Uh, so, I was kinda on the road to recovery by the time I left there, 4 1/2 months later. So, it, I was, but I was literally on the bed for all of that time. Let's see. It's been a struggle since I've come home. My own house is a first floor flat. Where I normally live, but I can't go upstairs. I've got no strength in my legs right now for me to take steps up. So, I've had to come and stay here at my mom's, where the bathroom and my room that they've given me here to stay in is all on the same level. So, I have enough strength in me using the frame to walk to the bathroom and come back. The government has provided a carer who comes in twice a day. In the mornings, so around 11:00 o'clock he'll come. And he literally takes me to the bathroom. Helps me in the bathroom. And helps me do Wudu [Islamic procedure of cleansing one’s body before starting prayer] basically, and then we come back out. And then he comes again at about half six in the evening. And takes me again if I need to go to the toilet. During the day then my family helped. But I struggle while I'm in the, in the actual bathroom because I have to be there.

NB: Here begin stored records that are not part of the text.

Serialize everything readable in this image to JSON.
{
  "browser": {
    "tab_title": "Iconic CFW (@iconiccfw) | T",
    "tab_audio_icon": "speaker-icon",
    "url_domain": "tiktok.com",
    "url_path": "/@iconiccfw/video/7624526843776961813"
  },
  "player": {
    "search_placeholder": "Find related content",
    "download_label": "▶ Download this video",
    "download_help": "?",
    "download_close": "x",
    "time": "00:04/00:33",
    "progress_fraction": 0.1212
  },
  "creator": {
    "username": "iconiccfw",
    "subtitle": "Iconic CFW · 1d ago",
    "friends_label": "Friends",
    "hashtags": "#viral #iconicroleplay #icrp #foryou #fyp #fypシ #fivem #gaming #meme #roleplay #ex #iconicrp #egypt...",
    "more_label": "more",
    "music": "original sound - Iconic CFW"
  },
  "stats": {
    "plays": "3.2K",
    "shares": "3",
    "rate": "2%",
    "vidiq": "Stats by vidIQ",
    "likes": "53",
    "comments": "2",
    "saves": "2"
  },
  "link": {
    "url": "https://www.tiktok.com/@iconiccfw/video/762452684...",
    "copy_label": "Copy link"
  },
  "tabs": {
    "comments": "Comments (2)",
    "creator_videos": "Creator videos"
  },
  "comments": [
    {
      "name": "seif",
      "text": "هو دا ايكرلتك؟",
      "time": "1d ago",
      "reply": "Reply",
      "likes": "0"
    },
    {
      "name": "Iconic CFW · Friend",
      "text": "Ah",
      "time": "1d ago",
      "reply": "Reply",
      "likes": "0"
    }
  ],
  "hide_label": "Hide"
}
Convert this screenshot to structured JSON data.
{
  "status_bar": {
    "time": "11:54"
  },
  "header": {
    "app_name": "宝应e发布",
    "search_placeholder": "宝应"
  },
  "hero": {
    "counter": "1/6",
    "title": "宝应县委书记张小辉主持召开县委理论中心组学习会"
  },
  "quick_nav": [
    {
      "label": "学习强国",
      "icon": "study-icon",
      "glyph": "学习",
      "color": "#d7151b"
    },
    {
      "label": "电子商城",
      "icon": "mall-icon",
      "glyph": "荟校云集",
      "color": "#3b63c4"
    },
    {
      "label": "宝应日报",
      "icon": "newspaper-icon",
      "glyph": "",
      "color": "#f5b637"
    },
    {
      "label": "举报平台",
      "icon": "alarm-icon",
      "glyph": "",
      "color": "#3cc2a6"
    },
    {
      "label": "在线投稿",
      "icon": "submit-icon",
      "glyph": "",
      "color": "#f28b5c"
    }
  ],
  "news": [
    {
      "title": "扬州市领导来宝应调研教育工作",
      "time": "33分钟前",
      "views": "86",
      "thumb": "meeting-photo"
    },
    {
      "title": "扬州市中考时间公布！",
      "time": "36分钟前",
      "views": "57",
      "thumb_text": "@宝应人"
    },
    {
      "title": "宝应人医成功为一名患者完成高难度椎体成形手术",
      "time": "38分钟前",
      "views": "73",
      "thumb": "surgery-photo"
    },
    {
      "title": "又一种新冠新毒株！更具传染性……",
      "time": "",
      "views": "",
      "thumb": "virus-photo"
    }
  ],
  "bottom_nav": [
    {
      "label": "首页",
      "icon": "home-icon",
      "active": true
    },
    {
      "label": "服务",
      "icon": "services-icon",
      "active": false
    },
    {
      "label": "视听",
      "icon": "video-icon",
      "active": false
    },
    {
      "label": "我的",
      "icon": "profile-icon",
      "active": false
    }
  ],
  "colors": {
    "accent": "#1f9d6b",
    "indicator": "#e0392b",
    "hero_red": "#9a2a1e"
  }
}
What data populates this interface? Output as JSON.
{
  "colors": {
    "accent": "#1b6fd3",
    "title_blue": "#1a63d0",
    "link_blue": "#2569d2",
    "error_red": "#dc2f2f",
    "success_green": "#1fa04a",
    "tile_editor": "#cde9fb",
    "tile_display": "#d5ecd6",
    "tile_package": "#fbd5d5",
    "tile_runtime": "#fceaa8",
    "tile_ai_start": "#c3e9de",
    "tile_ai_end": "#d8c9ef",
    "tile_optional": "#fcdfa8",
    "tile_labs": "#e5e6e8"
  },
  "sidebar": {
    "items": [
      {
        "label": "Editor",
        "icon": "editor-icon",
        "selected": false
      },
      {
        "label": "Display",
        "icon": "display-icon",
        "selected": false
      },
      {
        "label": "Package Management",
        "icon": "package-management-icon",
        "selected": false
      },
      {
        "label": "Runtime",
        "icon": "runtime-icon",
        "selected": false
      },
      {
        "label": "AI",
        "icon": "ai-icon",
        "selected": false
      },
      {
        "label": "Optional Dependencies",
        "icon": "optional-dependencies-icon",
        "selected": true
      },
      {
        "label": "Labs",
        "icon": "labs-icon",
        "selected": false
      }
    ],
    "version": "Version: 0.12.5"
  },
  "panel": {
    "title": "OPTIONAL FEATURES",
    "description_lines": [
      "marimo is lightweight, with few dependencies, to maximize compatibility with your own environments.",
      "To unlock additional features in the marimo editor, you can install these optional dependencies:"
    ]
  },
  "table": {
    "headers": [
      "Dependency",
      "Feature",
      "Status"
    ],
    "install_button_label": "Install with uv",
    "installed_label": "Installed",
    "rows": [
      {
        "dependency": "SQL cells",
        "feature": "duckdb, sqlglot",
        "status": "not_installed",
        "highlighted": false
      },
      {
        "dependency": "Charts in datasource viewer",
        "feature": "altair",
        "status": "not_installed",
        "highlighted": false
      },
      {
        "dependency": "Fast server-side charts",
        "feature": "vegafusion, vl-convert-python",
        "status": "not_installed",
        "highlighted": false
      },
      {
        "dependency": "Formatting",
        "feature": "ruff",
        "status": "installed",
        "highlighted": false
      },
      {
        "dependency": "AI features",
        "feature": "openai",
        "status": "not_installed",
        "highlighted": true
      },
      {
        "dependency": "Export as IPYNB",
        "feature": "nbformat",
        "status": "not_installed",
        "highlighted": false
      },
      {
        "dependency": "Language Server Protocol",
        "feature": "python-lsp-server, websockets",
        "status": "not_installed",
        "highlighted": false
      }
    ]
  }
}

I'm on my own there. Twice a week the carer will help me have a shower. Otherwise, I can't. I can't, literally, my arm doesn't stretch to my back for me to rub my back, even if I try and put it on my head. It’s the strain on my shoulders. It's so much that it starts hurting, so the flexibility is gone. Might be because I've been, I was out for so long. I don't know what the, once again, the medical or technical term is, but my mass, my meat sort of off my body, it has started to hang off my bones. It's the muscle mass, it has deteriorated.